Eagle Pose: common questions

What are the benefits of Eagle Pose?
Garudasana develops single-leg balance, focus and coordination while stretching the shoulders, upper back and outer hips. The standing leg, ankle and core work to keep you steady, so it builds both flexibility and stability.
How do I stop wobbling in Garudasana?
Fix your gaze on one still point ahead, keep the standing knee softly bent and draw your lower belly in. Coming in slowly and using a wall or chair nearby for light support helps the balance settle as you build confidence.
What if I cannot wrap my foot behind my calf?
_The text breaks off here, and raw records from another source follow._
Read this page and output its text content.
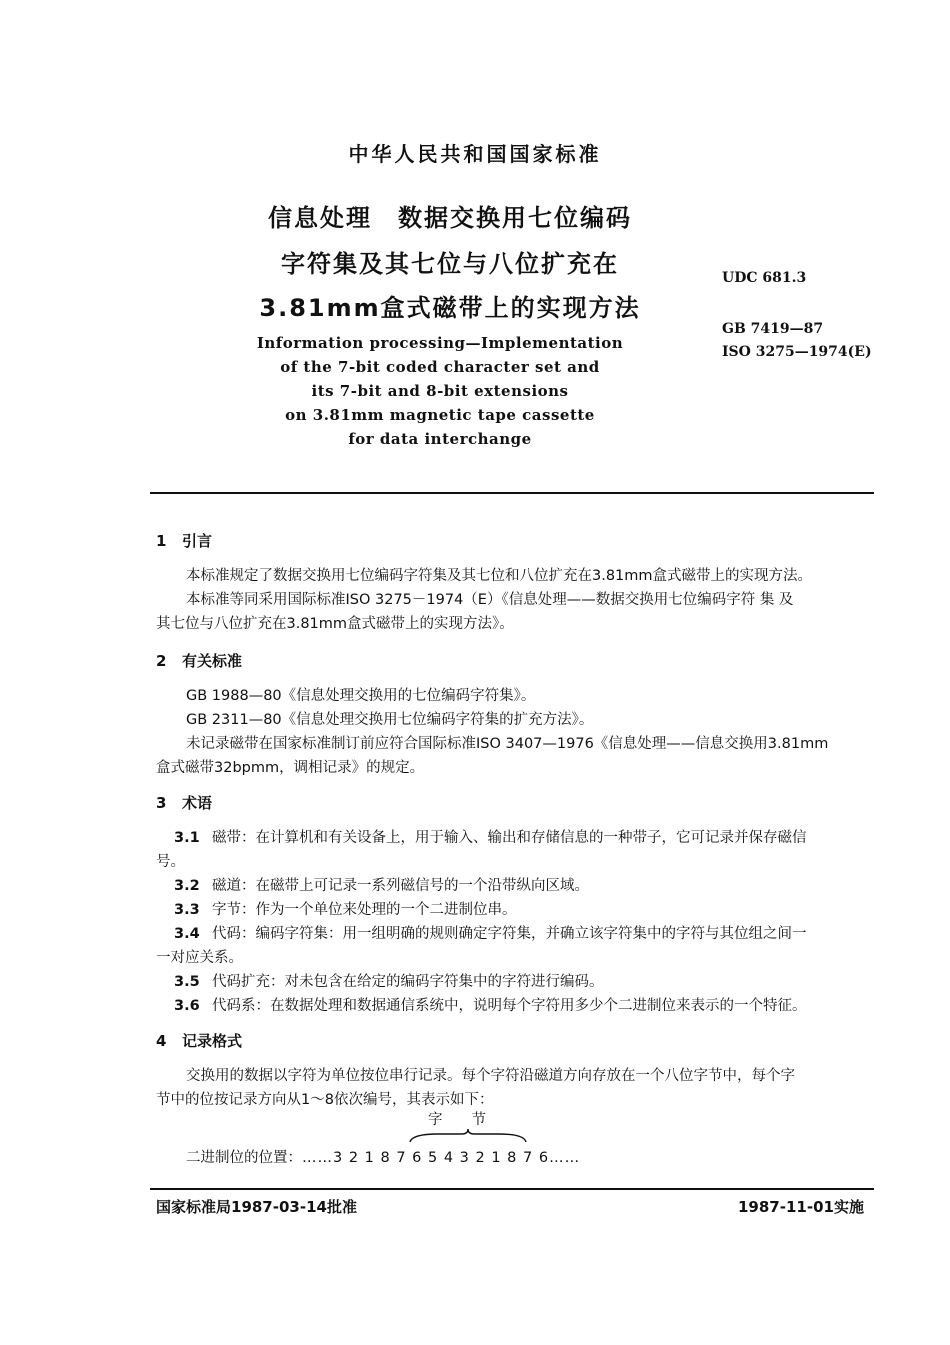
中华人民共和国国家标准
信息处理　数据交换用七位编码
字符集及其七位与八位扩充在
3.81mm盒式磁带上的实现方法
Information processing—Implementation
of the 7-bit coded character set and
its 7-bit and 8-bit extensions
on 3.81mm magnetic tape cassette
for data interchange
UDC 681.3
GB 7419—87
ISO 3275—1974(E)
1 引言
本标准规定了数据交换用七位编码字符集及其七位和八位扩充在3.81mm盒式磁带上的实现方法。
本标准等同采用国际标准ISO 3275－1974（E）《信息处理——数据交换用七位编码字符 集 及
其七位与八位扩充在3.81mm盒式磁带上的实现方法》。
2 有关标准
GB 1988—80《信息处理交换用的七位编码字符集》。
GB 2311—80《信息处理交换用七位编码字符集的扩充方法》。
未记录磁带在国家标准制订前应符合国际标准ISO 3407—1976《信息处理——信息交换用3.81mm
盒式磁带32bpmm，调相记录》的规定。
3 术语
3.1 磁带：在计算机和有关设备上，用于输入、输出和存储信息的一种带子，它可记录并保存磁信
号。
3.2 磁道：在磁带上可记录一系列磁信号的一个沿带纵向区域。
3.3 字节：作为一个单位来处理的一个二进制位串。
3.4 代码：编码字符集：用一组明确的规则确定字符集，并确立该字符集中的字符与其位组之间一
一对应关系。
3.5 代码扩充：对未包含在给定的编码字符集中的字符进行编码。
3.6 代码系：在数据处理和数据通信系统中，说明每个字符用多少个二进制位来表示的一个特征。
4 记录格式
交换用的数据以字符为单位按位串行记录。每个字符沿磁道方向存放在一个八位字节中，每个字
节中的位按记录方向从1～8依次编号，其表示如下：
字　　节
二进制位的位置：……3 2 1 8 7 6 5 4 3 2 1 8 7 6……
国家标准局1987-03-14批准	1987-11-01实施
That is very common. Simply cross the top thigh over the standing thigh and let the toes rest on the floor like a kickstand. The hip and balance benefits are still there, and the full wrap may come with practice.
How do I do the arms in Eagle Pose?
Cross one arm under the other at the elbows, then wind the forearms so the palms move towards each other, and gently lift the elbows. If that is too much, hug opposite shoulders instead. Keep the shoulders drawing down away from the ears.
Is Eagle Pose suitable for beginners?
It is usually taught as an intermediate balance, but beginners can practise an accessible version with the kickstand leg, a simple arm hug and a wall nearby. Build it up gradually rather than forcing the full wrap on day one.